Technical information
- Licensing authority: FCC
- Class: A
- ERP: 1,000 watts
- HAAT: 45 meters

Links
- Public license information: Public file; LMS;
- Webcast: Listen Live 24/7
- Website: wsup.us

= WSUP =

Radio station in Platteville, Wisconsin

WSUP is a university-run radio station located in Platteville, Wisconsin. It is run by an all-volunteer student body at University of Wisconsin-Platteville.

WSUP is the oldest student-operated radio station in the UW System, originating in 1964, when the university was Wisconsin State University-Platteville (hence the call letters). The station is licensed to the Wisconsin State Board of Regents and is administered by the University of Wisconsin System.

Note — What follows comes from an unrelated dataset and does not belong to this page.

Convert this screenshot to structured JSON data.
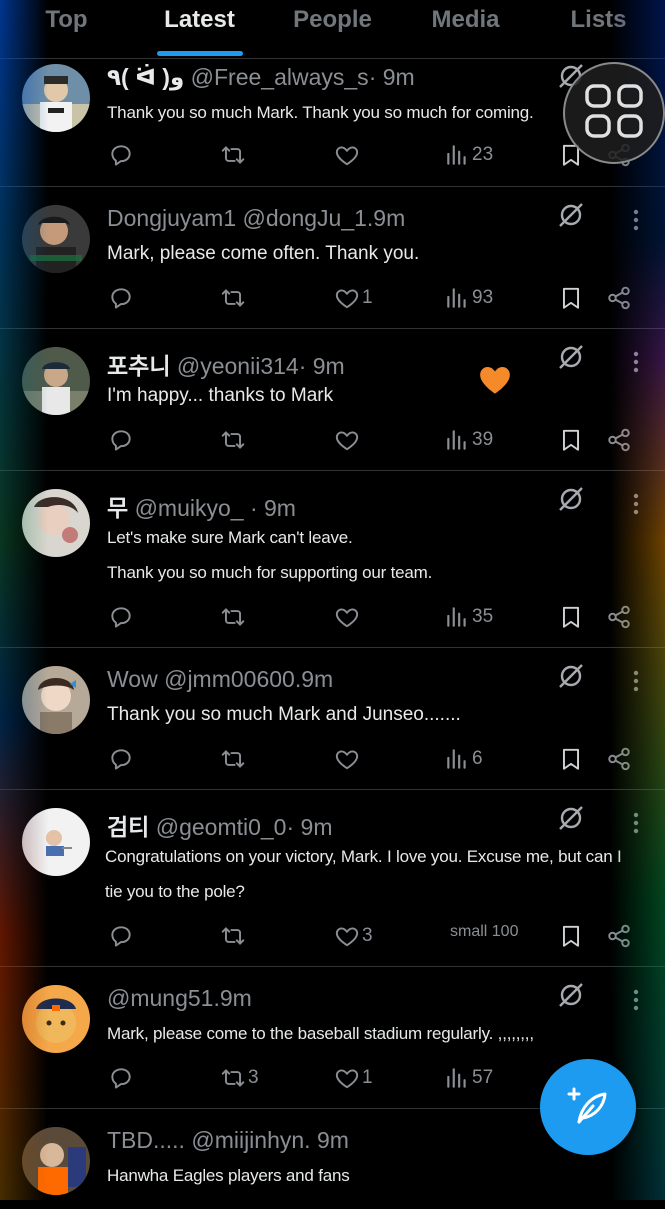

WSUP operates on an assigned frequency of 90.5 MHz with an effective radiated power of 1,000 watts. Studios and transmitter for WSUP are located in Pioneer Tower on the campus of the University of Wisconsin-Platteville.

The mission of WSUP is two-fold, as identified by the Board of Regents: to provide a valuable on-site practicum for university instruction through practical experience to students; and, to act in a service and outreach capacity for the university to the campus community and to the city of license.

On February 1, 2006, WSUP launched a live web stream of their programming. This was disabled temporarily for legal reasons regarding the playing of copyrighted music in 2008. WSUP still continued to webcast many of their UWP athletic events. As of March 1, 2010, WSUP has once again begun to stream all of its content 24/7 for all of its listeners around the world.

WSUP went off air in the summer of 2020 because of technical difficulties, but as of September 2020 it is back on air.